Jack Kane, director of operations for Sapphire Events, said you should communicate with your band ahead of time about any specific likes or dislikes you may have. Kane said he had a client who hated Bruno Mars. So, it was important to tell the band ahead of time to not play any Bruno Mars songs. This piece of advice is also worth remembering if you hire a DJ.
If there is a song you desperately want to hear at your reception for any of the big dances or just during the night in general, tell the band about it as early as possible. Your favorite song may not be one they regularly perform.
“But nine times out of 10, a band will be willing to learn to play a new song for the wedding at an additional cost,” Kane said.
Like many aspects of wedding planning, bands can be costly. It can be difficult balancing a budget without sacrificing quality for those who insist on live music.
“With bands, you get what you pay for and the best ones are at least seven pieces with their own sound and lighting and cost upwards of $4,000 to $8,000 for three hours,” said Carolyn Arthurs, owner of All About Events. “There’s an energy that’s unmistakable when you have a live band, though, and for some people it’s worth the expense.”

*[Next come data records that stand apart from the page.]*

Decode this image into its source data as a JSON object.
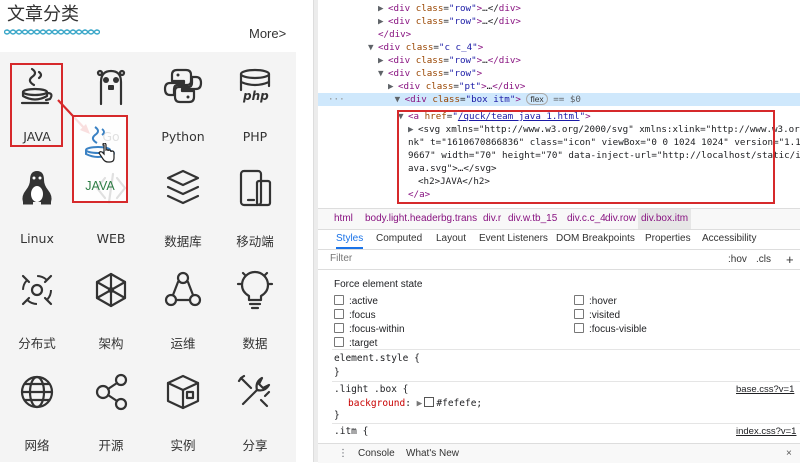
{
  "left": {
    "title": "文章分类",
    "more": "More>",
    "categories": [
      {
        "label": "JAVA",
        "icon": "java-icon"
      },
      {
        "label": "Go",
        "icon": "gopher-icon"
      },
      {
        "label": "Python",
        "icon": "python-icon"
      },
      {
        "label": "PHP",
        "icon": "php-icon"
      },
      {
        "label": "Linux",
        "icon": "linux-icon"
      },
      {
        "label": "WEB",
        "icon": "web-icon"
      },
      {
        "label": "数据库",
        "icon": "database-icon"
      },
      {
        "label": "移动端",
        "icon": "mobile-icon"
      },
      {
        "label": "分布式",
        "icon": "distributed-icon"
      },
      {
        "label": "架构",
        "icon": "architecture-icon"
      },
      {
        "label": "运维",
        "icon": "ops-icon"
      },
      {
        "label": "数据",
        "icon": "data-icon"
      },
      {
        "label": "网络",
        "icon": "network-icon"
      },
      {
        "label": "开源",
        "icon": "opensource-icon"
      },
      {
        "label": "实例",
        "icon": "example-icon"
      },
      {
        "label": "分享",
        "icon": "share-icon"
      }
    ],
    "drag_label": "JAVA",
    "accent": "#d6292b"
  },
  "devtools": {
    "dom": {
      "l1a": "div",
      "l1b": "class",
      "l1c": "row",
      "l1d": "…</",
      "l2a": "div",
      "l2b": "class",
      "l2c": "row",
      "l2d": "…</",
      "l3": "</div>",
      "l4a": "div",
      "l4b": "class",
      "l4c": "c c_4",
      "l5a": "div",
      "l5b": "class",
      "l5c": "row",
      "l6a": "div",
      "l6b": "class",
      "l6c": "row",
      "l7a": "div",
      "l7b": "class",
      "l7c": "pt",
      "l8a": "div",
      "l8b": "class",
      "l8c": "box itm",
      "l8flex": "flex",
      "l8eq": "== $0",
      "l9a": "a",
      "l9b": "href",
      "l9c": "/quck/team_java_1.html",
      "l10": "<svg xmlns=\"http://www.w3.org/2000/svg\" xmlns:xlink=\"http://www.w3.org/1999",
      "l11": "nk\" t=\"1610670866836\" class=\"icon\" viewBox=\"0 0 1024 1024\" version=\"1.1\" p-i",
      "l12": "9667\" width=\"70\" height=\"70\" data-inject-url=\"http://localhost/static/img/te",
      "l13": "ava.svg\">…</svg>",
      "l14": "<h2>JAVA</h2>",
      "l15": "</a>"
    },
    "breadcrumbs": [
      "html",
      "body.light.headerbg.trans",
      "div.r",
      "div.w.tb_15",
      "div.c.c_4",
      "div.row",
      "div.box.itm"
    ],
    "tabs": [
      "Styles",
      "Computed",
      "Layout",
      "Event Listeners",
      "DOM Breakpoints",
      "Properties",
      "Accessibility"
    ],
    "filter_placeholder": "Filter",
    "hov": ":hov",
    "cls": ".cls",
    "plus": "+",
    "force_state_title": "Force element state",
    "states": [
      ":active",
      ":hover",
      ":focus",
      ":visited",
      ":focus-within",
      ":focus-visible",
      ":target"
    ],
    "rule1_selector": "element.style {",
    "brace_close": "}",
    "rule2_selector": ".light .box {",
    "rule2_source": "base.css?v=1",
    "rule2_prop": "background",
    "rule2_value": "#fefefe;",
    "rule2_color": "#fefefe",
    "rule3_selector": ".itm {",
    "rule3_source": "index.css?v=1",
    "console_menu": "⋮",
    "console_tabs": [
      "Console",
      "What's New"
    ],
    "console_close": "×"
  }
}
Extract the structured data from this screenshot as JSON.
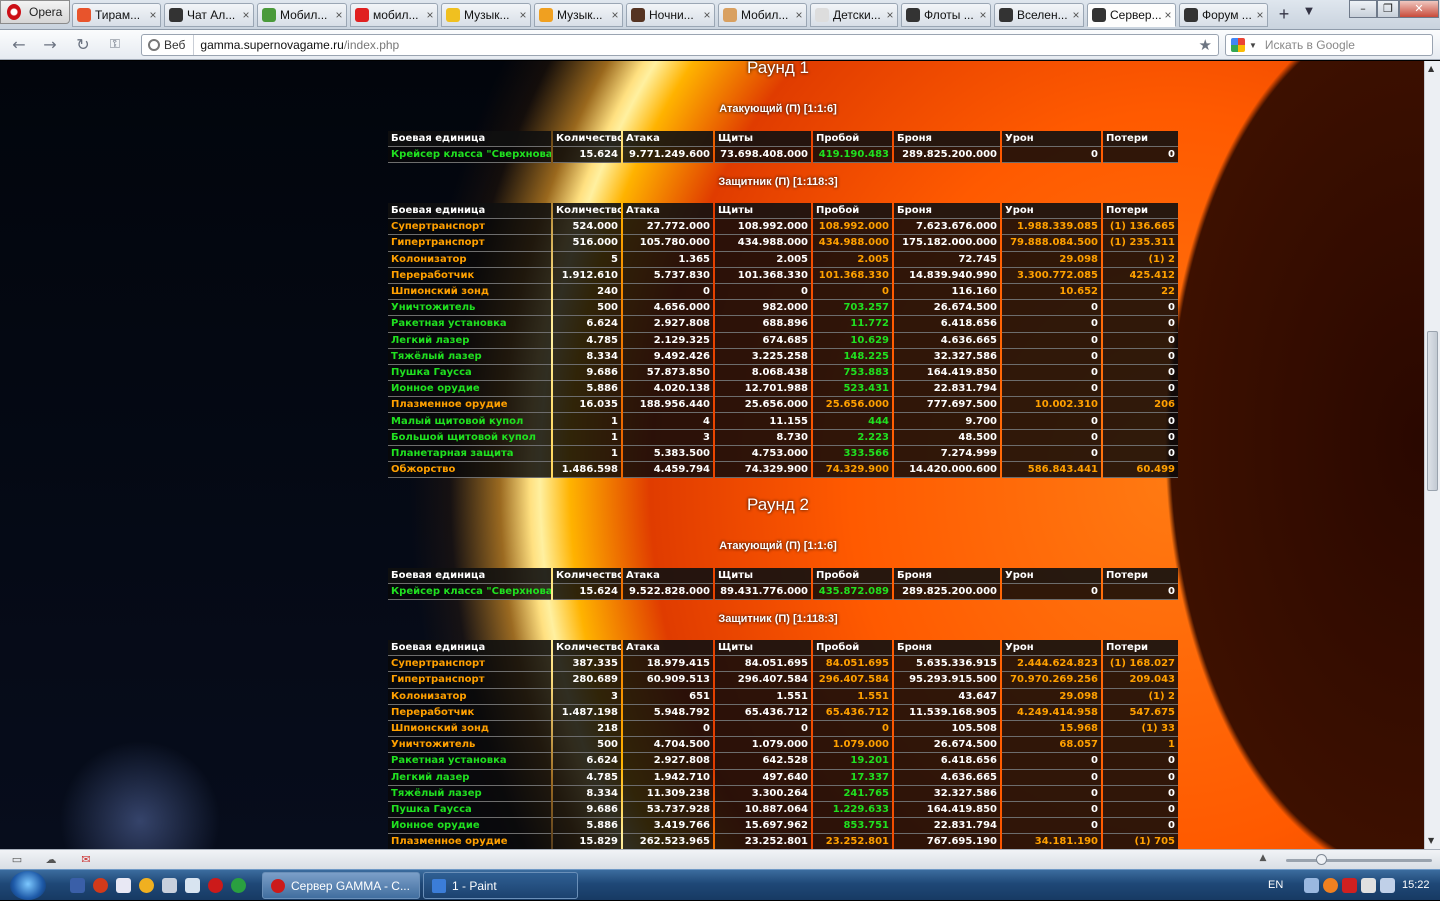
{
  "browser": {
    "menu_label": "Opera",
    "tabs": [
      {
        "title": "Тирам...",
        "color": "#e8542c"
      },
      {
        "title": "Чат Ал...",
        "color": "#333333"
      },
      {
        "title": "Мобил...",
        "color": "#4a9a3a"
      },
      {
        "title": "мобил...",
        "color": "#e02020"
      },
      {
        "title": "Музык...",
        "color": "#f0c020"
      },
      {
        "title": "Музык...",
        "color": "#f0a020"
      },
      {
        "title": "Ночни...",
        "color": "#553322"
      },
      {
        "title": "Мобил...",
        "color": "#d9a060"
      },
      {
        "title": "Детски...",
        "color": "#dddddd"
      },
      {
        "title": "Флоты ...",
        "color": "#333333"
      },
      {
        "title": "Вселен...",
        "color": "#333333"
      },
      {
        "title": "Сервер...",
        "color": "#333333"
      },
      {
        "title": "Форум ...",
        "color": "#333333"
      }
    ],
    "active_tab_index": 11,
    "addr_badge": "Веб",
    "url_host": "gamma.supernovagame.ru",
    "url_path": "/index.php",
    "search_placeholder": "Искать в Google"
  },
  "columns": [
    "Боевая единица",
    "Количество",
    "Атака",
    "Щиты",
    "Пробой",
    "Броня",
    "Урон",
    "Потери"
  ],
  "rounds": [
    {
      "title": "Раунд 1",
      "attacker": {
        "title": "Атакующий (П) [1:1:6]",
        "rows": [
          {
            "unit": "Крейсер класса \"Сверхновая\"",
            "qty": "15.624",
            "atk": "9.771.249.600",
            "shd": "73.698.408.000",
            "pen": "419.190.483",
            "arm": "289.825.200.000",
            "dmg": "0",
            "loss": "0",
            "pc": "g",
            "dc": "n",
            "lc": "n"
          }
        ]
      },
      "defender": {
        "title": "Защитник (П) [1:118:3]",
        "rows": [
          {
            "unit": "Супертранспорт",
            "qty": "524.000",
            "atk": "27.772.000",
            "shd": "108.992.000",
            "pen": "108.992.000",
            "arm": "7.623.676.000",
            "dmg": "1.988.339.085",
            "loss": "(1) 136.665",
            "pc": "o",
            "dc": "o",
            "lc": "o"
          },
          {
            "unit": "Гипертранспорт",
            "qty": "516.000",
            "atk": "105.780.000",
            "shd": "434.988.000",
            "pen": "434.988.000",
            "arm": "175.182.000.000",
            "dmg": "79.888.084.500",
            "loss": "(1) 235.311",
            "pc": "o",
            "dc": "o",
            "lc": "o"
          },
          {
            "unit": "Колонизатор",
            "qty": "5",
            "atk": "1.365",
            "shd": "2.005",
            "pen": "2.005",
            "arm": "72.745",
            "dmg": "29.098",
            "loss": "(1) 2",
            "pc": "o",
            "dc": "o",
            "lc": "o"
          },
          {
            "unit": "Переработчик",
            "qty": "1.912.610",
            "atk": "5.737.830",
            "shd": "101.368.330",
            "pen": "101.368.330",
            "arm": "14.839.940.990",
            "dmg": "3.300.772.085",
            "loss": "425.412",
            "pc": "o",
            "dc": "o",
            "lc": "o"
          },
          {
            "unit": "Шпионский зонд",
            "qty": "240",
            "atk": "0",
            "shd": "0",
            "pen": "0",
            "arm": "116.160",
            "dmg": "10.652",
            "loss": "22",
            "pc": "o",
            "dc": "o",
            "lc": "o"
          },
          {
            "unit": "Уничтожитель",
            "qty": "500",
            "atk": "4.656.000",
            "shd": "982.000",
            "pen": "703.257",
            "arm": "26.674.500",
            "dmg": "0",
            "loss": "0",
            "pc": "g",
            "dc": "n",
            "lc": "n"
          },
          {
            "unit": "Ракетная установка",
            "qty": "6.624",
            "atk": "2.927.808",
            "shd": "688.896",
            "pen": "11.772",
            "arm": "6.418.656",
            "dmg": "0",
            "loss": "0",
            "pc": "g",
            "dc": "n",
            "lc": "n"
          },
          {
            "unit": "Легкий лазер",
            "qty": "4.785",
            "atk": "2.129.325",
            "shd": "674.685",
            "pen": "10.629",
            "arm": "4.636.665",
            "dmg": "0",
            "loss": "0",
            "pc": "g",
            "dc": "n",
            "lc": "n"
          },
          {
            "unit": "Тяжёлый лазер",
            "qty": "8.334",
            "atk": "9.492.426",
            "shd": "3.225.258",
            "pen": "148.225",
            "arm": "32.327.586",
            "dmg": "0",
            "loss": "0",
            "pc": "g",
            "dc": "n",
            "lc": "n"
          },
          {
            "unit": "Пушка Гаусса",
            "qty": "9.686",
            "atk": "57.873.850",
            "shd": "8.068.438",
            "pen": "753.883",
            "arm": "164.419.850",
            "dmg": "0",
            "loss": "0",
            "pc": "g",
            "dc": "n",
            "lc": "n"
          },
          {
            "unit": "Ионное орудие",
            "qty": "5.886",
            "atk": "4.020.138",
            "shd": "12.701.988",
            "pen": "523.431",
            "arm": "22.831.794",
            "dmg": "0",
            "loss": "0",
            "pc": "g",
            "dc": "n",
            "lc": "n"
          },
          {
            "unit": "Плазменное орудие",
            "qty": "16.035",
            "atk": "188.956.440",
            "shd": "25.656.000",
            "pen": "25.656.000",
            "arm": "777.697.500",
            "dmg": "10.002.310",
            "loss": "206",
            "pc": "o",
            "dc": "o",
            "lc": "o"
          },
          {
            "unit": "Малый щитовой купол",
            "qty": "1",
            "atk": "4",
            "shd": "11.155",
            "pen": "444",
            "arm": "9.700",
            "dmg": "0",
            "loss": "0",
            "pc": "g",
            "dc": "n",
            "lc": "n"
          },
          {
            "unit": "Большой щитовой купол",
            "qty": "1",
            "atk": "3",
            "shd": "8.730",
            "pen": "2.223",
            "arm": "48.500",
            "dmg": "0",
            "loss": "0",
            "pc": "g",
            "dc": "n",
            "lc": "n"
          },
          {
            "unit": "Планетарная защита",
            "qty": "1",
            "atk": "5.383.500",
            "shd": "4.753.000",
            "pen": "333.566",
            "arm": "7.274.999",
            "dmg": "0",
            "loss": "0",
            "pc": "g",
            "dc": "n",
            "lc": "n"
          },
          {
            "unit": "Обжорство",
            "qty": "1.486.598",
            "atk": "4.459.794",
            "shd": "74.329.900",
            "pen": "74.329.900",
            "arm": "14.420.000.600",
            "dmg": "586.843.441",
            "loss": "60.499",
            "pc": "o",
            "dc": "o",
            "lc": "o"
          }
        ]
      }
    },
    {
      "title": "Раунд 2",
      "attacker": {
        "title": "Атакующий (П) [1:1:6]",
        "rows": [
          {
            "unit": "Крейсер класса \"Сверхновая\"",
            "qty": "15.624",
            "atk": "9.522.828.000",
            "shd": "89.431.776.000",
            "pen": "435.872.089",
            "arm": "289.825.200.000",
            "dmg": "0",
            "loss": "0",
            "pc": "g",
            "dc": "n",
            "lc": "n"
          }
        ]
      },
      "defender": {
        "title": "Защитник (П) [1:118:3]",
        "rows": [
          {
            "unit": "Супертранспорт",
            "qty": "387.335",
            "atk": "18.979.415",
            "shd": "84.051.695",
            "pen": "84.051.695",
            "arm": "5.635.336.915",
            "dmg": "2.444.624.823",
            "loss": "(1) 168.027",
            "pc": "o",
            "dc": "o",
            "lc": "o"
          },
          {
            "unit": "Гипертранспорт",
            "qty": "280.689",
            "atk": "60.909.513",
            "shd": "296.407.584",
            "pen": "296.407.584",
            "arm": "95.293.915.500",
            "dmg": "70.970.269.256",
            "loss": "209.043",
            "pc": "o",
            "dc": "o",
            "lc": "o"
          },
          {
            "unit": "Колонизатор",
            "qty": "3",
            "atk": "651",
            "shd": "1.551",
            "pen": "1.551",
            "arm": "43.647",
            "dmg": "29.098",
            "loss": "(1) 2",
            "pc": "o",
            "dc": "o",
            "lc": "o"
          },
          {
            "unit": "Переработчик",
            "qty": "1.487.198",
            "atk": "5.948.792",
            "shd": "65.436.712",
            "pen": "65.436.712",
            "arm": "11.539.168.905",
            "dmg": "4.249.414.958",
            "loss": "547.675",
            "pc": "o",
            "dc": "o",
            "lc": "o"
          },
          {
            "unit": "Шпионский зонд",
            "qty": "218",
            "atk": "0",
            "shd": "0",
            "pen": "0",
            "arm": "105.508",
            "dmg": "15.968",
            "loss": "(1) 33",
            "pc": "o",
            "dc": "o",
            "lc": "o"
          },
          {
            "unit": "Уничтожитель",
            "qty": "500",
            "atk": "4.704.500",
            "shd": "1.079.000",
            "pen": "1.079.000",
            "arm": "26.674.500",
            "dmg": "68.057",
            "loss": "1",
            "pc": "o",
            "dc": "o",
            "lc": "o"
          },
          {
            "unit": "Ракетная установка",
            "qty": "6.624",
            "atk": "2.927.808",
            "shd": "642.528",
            "pen": "19.201",
            "arm": "6.418.656",
            "dmg": "0",
            "loss": "0",
            "pc": "g",
            "dc": "n",
            "lc": "n"
          },
          {
            "unit": "Легкий лазер",
            "qty": "4.785",
            "atk": "1.942.710",
            "shd": "497.640",
            "pen": "17.337",
            "arm": "4.636.665",
            "dmg": "0",
            "loss": "0",
            "pc": "g",
            "dc": "n",
            "lc": "n"
          },
          {
            "unit": "Тяжёлый лазер",
            "qty": "8.334",
            "atk": "11.309.238",
            "shd": "3.300.264",
            "pen": "241.765",
            "arm": "32.327.586",
            "dmg": "0",
            "loss": "0",
            "pc": "g",
            "dc": "n",
            "lc": "n"
          },
          {
            "unit": "Пушка Гаусса",
            "qty": "9.686",
            "atk": "53.737.928",
            "shd": "10.887.064",
            "pen": "1.229.633",
            "arm": "164.419.850",
            "dmg": "0",
            "loss": "0",
            "pc": "g",
            "dc": "n",
            "lc": "n"
          },
          {
            "unit": "Ионное орудие",
            "qty": "5.886",
            "atk": "3.419.766",
            "shd": "15.697.962",
            "pen": "853.751",
            "arm": "22.831.794",
            "dmg": "0",
            "loss": "0",
            "pc": "g",
            "dc": "n",
            "lc": "n"
          },
          {
            "unit": "Плазменное орудие",
            "qty": "15.829",
            "atk": "262.523.965",
            "shd": "23.252.801",
            "pen": "23.252.801",
            "arm": "767.695.190",
            "dmg": "34.181.190",
            "loss": "(1) 705",
            "pc": "o",
            "dc": "o",
            "lc": "o"
          }
        ]
      }
    }
  ],
  "taskbar": {
    "tasks": [
      {
        "title": "Сервер GAMMA - С...",
        "color": "#cc1a1a"
      },
      {
        "title": "1 - Paint",
        "color": "#3b7dd8"
      }
    ],
    "lang": "EN",
    "clock": "15:22"
  }
}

Some couples choose to have DJs play the original versions of songs through speakers. This is typically a more cost-effective option than hiring a live band. Arthurs said a local DJ will typically cost anywhere from $300 to $1,000. But Kane said some couples choose to bring in a prestigious DJ from out-of-state. If a couple does that, travel and lodging expenses for the DJ would nullify any savings from not hiring a live band.
The biggest appeal DJs offer weddings is that they play the classic version of the songs. In some cases, couples will want to hear the Beatles sing “Twist and Shout” instead of hearing a cover band play it. A couple’s music taste can also play into their decision. Kane added that if the couple is into hip-hop, then a DJ is usually a better choice than a live band.
There is a different option for those looking for the best of both worlds in the DJ versus live band debate. Fusion bands play a recorded version of the original singer, but with live band members playing the instruments. So you get to hear the voice of Elton John, John Lennon, Jason Mraz, or whomever while still enjoying the unique energy of live performance on the instruments.
“When space is an issue, this is a great option,” Zackin said.
Speaking of space, Zackin said this is an overlooked detail when picking musical options. Bands will have to fit multiple members, their instruments, and all necessary electrical equipment into a space.
“Making sure there is proper space for the stage a band requires and also to have a suitable dance floor based on the size of the crowd attending is an important detail to not miss with your venue,” Zackin said.
Whatever you decide to do, be sure to make your decisions well in advance.
“You never want to be scrambling two weeks before the wedding,” Kane said.